4.9 KiB
status | date | deciders | consulted | informed |
---|---|---|---|---|
accepted | 2024-01-24 | Ben Bangert, Dan Schomberg | Barry Chen, Wil Clouser | FxA Team |
Use Google Cloud Tasks for job queueing
Context and Problem Statement
Many account related tasks require interaction with multiple systems that may exceed the typical request deadline. Some tasks require additional guarantee's when they fail, or may partially complete before erroring and require a retry. We also occasionally run into cases where there's many thousands or millions of tasks to complete that have been handled before by splitting up lists of arguments and running them in parallel across many nodes manually by our SRE's. Another challenge we've faced when running large quantities of tasks in a batch manner is ensuring rate limits or adverse system conditions aren't hit.
This type of task handling is typically handled in large systems by a job/task/queue system, which can track jobs, retry them if they fail, inspect failed jobs, and limit the rate at which they're processed. FxA has used SQS/SNS for messaging for some task/event distribution, but has no system built for queueing tasks and processing jobs in a reliable manner.

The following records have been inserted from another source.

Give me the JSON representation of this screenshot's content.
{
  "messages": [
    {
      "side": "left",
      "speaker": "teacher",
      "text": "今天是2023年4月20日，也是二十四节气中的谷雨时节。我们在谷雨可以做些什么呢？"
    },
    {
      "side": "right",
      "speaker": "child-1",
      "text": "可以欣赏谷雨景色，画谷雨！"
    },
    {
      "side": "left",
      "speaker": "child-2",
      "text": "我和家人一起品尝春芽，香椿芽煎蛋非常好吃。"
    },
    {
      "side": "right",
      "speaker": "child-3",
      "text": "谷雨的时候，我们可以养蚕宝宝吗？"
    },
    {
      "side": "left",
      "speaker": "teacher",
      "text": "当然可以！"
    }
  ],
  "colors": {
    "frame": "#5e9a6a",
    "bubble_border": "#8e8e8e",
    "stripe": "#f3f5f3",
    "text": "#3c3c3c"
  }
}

The most immediate problem is that we want to run large quantities of tasks in a reliable manner, with effective rate limiting. Later, we'd like to be able to queue tasks such as sending an email so that they complete reliably and do not hold up request processing, ideally in a manner that is not programming language dependent so that emails can be sent separately by the Sub Plat team without needing to replicate email handling functionality.
We have had problems in the past using message queues as neither Google Pub/Sub nor AWS SQS have a way to inspect messages that may be stuck in the queue.
Decision Drivers
- Rate limiting of job processing
- Job retries
- Avoid additional services requiring operational support
- Task deduplication
- Task inspection while in queue
- Scheduling of tasks in the future
- Programming language agnostic
Considered Options
Push based system can push the tasks in the queue out to the task handler that processes it, which avoids the need to setup a separate service of task processors that would pull from a the job queue. Pull based will require a separate deployment by SRE of job processors to pull tasks from the queue.
- Google Cloud Tasks (Push based)
- Google Pub/Sub (Push based)
- BullMQ + Redis (Pull based)
- Database table of tasks (Pull based)
Decision Outcome
Chosen option: Google Cloud Tasks, because it meets all our criteria in a cost effective manner with minimal risk and we already utilize a variety of Google Cloud Platform services.
Pros and Cons of the Options
Google Cloud Tasks
- Good, because we can have our existing API nodes process tasks with no additional job processor service.
- Good, because centralized rate limiting means we can easily rate limit the overall processing of tasks regardless of how many nodes are processing them.
- Good, because it meets all of the criteria in the decision drivers list.
- Good, because push based means there's a central rate lmiting control instead of having to calculate it amongst job processors.
- Good, because HTTP API tasks use a well supported calling method in FxA.
- Bad, because its a new system we don't have prior experience with at Mozilla.
- Bad, because its a Google Cloud Platform only service which would impact our ability to migrate to a different cloud provider.
- Bad, because a HTTP task is akin a HTTP API call but with a very different request context, thus preventing code reuse or requiring workarounds.
Google Pub/Sub
- Good, because we can have our existing API nodes process tasks with no additional job processor service.
- Good, because it can retry failed jobs.
- Good, because it's programming language agnostic.
- Neutral, because messages can be delayed, but it isn't as flexible as other task scheduling options.
- Bad, because there's no central rate limiting, we'd have to calculate it on the processors.
- Bad, because there's no task deduplication.
- Bad, because tasks can't be introspected in the queue.
BullMQ + Redis
- Good, because there's task deduplication.
- Good, because there's central rate limiting.
- Good, because its portable to any cloud provider.
- Bad, because there's no central rate limiting, we'd have to calculate it on the processors.
- Bad, because we need job processors setup to pull jobs.
- Bad, because we need another Redis instance focused on the job queues.
- Bad, because we can only use BullMQ from Node both for queuing tasks, and processing them.
Database table of tasks
- Good, because we already have experience with MySQL.
- Good, because its portable to any cloud provider.
- Bad, because we need another database setup and administrated.
- Bad, because the existing libraries for this aren't very popular.
- Bad, because there's no rate limiting included.